My experience with women started out as a tumultuous one.
I experienced women to be catty, emotional basket cases. This was true through most of my adult years and was exacerbated in my corporate career. I found myself gravitating toward men who didn’t gossip or play the games women play. It resulted in not having any close female friends for most of my adult life.
The female friends I had were superficial. I thought it was because I have never been the type of friend who will call and text you every day. I can go a year or more without talking, and pick back up right where we left off. My lack of communication isn’t a signal that I don’t care about you or love you. I thought it was because I have no desire to go “shopping with the girls.” I abhor malls and stores of all kinds. I’m an in and out kind of girl and only go when I absolutely have to.
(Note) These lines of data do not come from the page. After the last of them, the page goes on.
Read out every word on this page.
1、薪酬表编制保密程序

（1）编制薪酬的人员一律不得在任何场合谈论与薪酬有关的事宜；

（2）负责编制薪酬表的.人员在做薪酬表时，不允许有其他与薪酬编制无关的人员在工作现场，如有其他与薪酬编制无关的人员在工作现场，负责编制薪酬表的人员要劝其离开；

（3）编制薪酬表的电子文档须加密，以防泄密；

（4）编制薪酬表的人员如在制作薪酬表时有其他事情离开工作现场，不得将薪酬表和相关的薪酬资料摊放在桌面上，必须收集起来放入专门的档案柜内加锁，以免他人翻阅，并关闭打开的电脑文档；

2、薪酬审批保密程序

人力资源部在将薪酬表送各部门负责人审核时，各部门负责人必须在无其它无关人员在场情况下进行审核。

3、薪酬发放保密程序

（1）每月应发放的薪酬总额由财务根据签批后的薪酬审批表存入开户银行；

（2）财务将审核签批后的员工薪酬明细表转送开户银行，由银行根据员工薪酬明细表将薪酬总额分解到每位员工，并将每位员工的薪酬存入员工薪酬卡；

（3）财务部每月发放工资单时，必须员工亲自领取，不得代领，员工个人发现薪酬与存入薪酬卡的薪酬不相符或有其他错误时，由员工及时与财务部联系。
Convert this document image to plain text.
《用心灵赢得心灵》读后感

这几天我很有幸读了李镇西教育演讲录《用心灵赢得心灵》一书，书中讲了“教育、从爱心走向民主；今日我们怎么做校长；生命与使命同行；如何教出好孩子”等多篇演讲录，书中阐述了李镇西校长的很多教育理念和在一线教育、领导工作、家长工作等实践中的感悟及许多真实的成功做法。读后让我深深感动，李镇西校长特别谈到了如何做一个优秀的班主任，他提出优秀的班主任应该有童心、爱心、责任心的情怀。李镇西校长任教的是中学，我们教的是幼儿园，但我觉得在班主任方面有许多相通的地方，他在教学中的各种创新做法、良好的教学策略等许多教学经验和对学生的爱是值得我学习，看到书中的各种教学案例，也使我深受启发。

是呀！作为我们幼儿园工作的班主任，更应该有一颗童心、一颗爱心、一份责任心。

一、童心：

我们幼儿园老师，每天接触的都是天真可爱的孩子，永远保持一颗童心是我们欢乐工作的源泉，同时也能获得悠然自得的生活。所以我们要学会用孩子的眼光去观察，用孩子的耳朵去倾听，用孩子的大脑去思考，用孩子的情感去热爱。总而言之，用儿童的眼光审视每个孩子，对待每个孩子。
I thought it was because as a “career woman” I didn’t have anything in common with moms who weren’t. I don’t care about what Johnny did today. I don’t want to hear about your financial problems. My answer would be to get a job.
I thought it was because I was too blunt—see prior statement. I speak my mind and tell you what I think you need to hear, not what you want to hear. I’m not going to coax your emotions as you cry on my shoulder because your life is over since Johnny left you. I’m going to tell you to stand the f**k up and get on with your life.
I thought it was because I was too pretty, too successful, too smart or too wealthy and you were threatened by me.
Now I know something I didn’t know then. I was scared of them. I was scared they were going to know that I was an emotional basket case on the inside and a powerhouse on the outside. I was scared they’d see that I put on a pretty face and say anything to make people like me. I was scared they would see that I had never really gotten over my past and they’d force me to face it.
I was scared they would judge me for having an affair. That they’d see I didn’t love myself so I couldn’t love anyone else. I was scared they’d think I was a bad mom for working too much, and that I needed that time away from my kids to keep my sanity while they joyously looked forward to every moment with theirs.
I was scared that they’d see the real me. And so I pushed them away. I didn’t call. I didn’t text. Because inside I hated who I had become and I couldn’t bear the look of sadness I would see in their eyes when they saw who I really was. I couldn’t handle the amount of love they would show me when I just wanted to fall apart. I couldn’t handle the acceptance they would show me when I needed to say the unthinkable to just to get it out.
I couldn’t receive sisterhood because I didn’t feel worthy of it. I couldn’t receive any of that from because I couldn’t give it to myself.
I’m the one whose judged me. I’m the one who couldn’t love me. I’m the one who couldn’t forgive myself. I’m the one who couldn’t look myself in the mirror.
Until I could.
Until I started to see the gifts that mirror held. Until I realized I wasn’t any of those things I thought I was. Until I started to feel gratitude for all I’d become. Until I started to love every part of my past, present and future. It wasn’t until I fell in love with me, that I could love them.
That’s when I found my first sister and opened myself up to being completely transparent, completely vulnerable, and completely authentic. That’s when I saw the beauty sisterhood holds. I felt your love. I felt your warmth. I felt your compassion. I felt gratitude. I felt trust.
I did call. I did text. I was inspired to do things that inspired my sister. We shared in moments of pain, regret, happiness and bliss. We’ve gotten our stories off our chest and replaced them with stories of love and gratitude. We’ve connected in ways I never believed two women could. And then I found another sister. And another. And now I feel surrounded by the love of amazing women.
And it is absolutely beautiful.
When I think of all the years I missed out on sisterhood it saddens me. To know there is so much love to share and I was too scared to partake.
But I’m not scared anymore.
I openly receive and give sisterhood to every woman I meet. And when she isn’t ready to receive it, I smile and look at her with love. Because I see her. You see, I was her. But now, I’m me.
And I love my sisters…just as they are.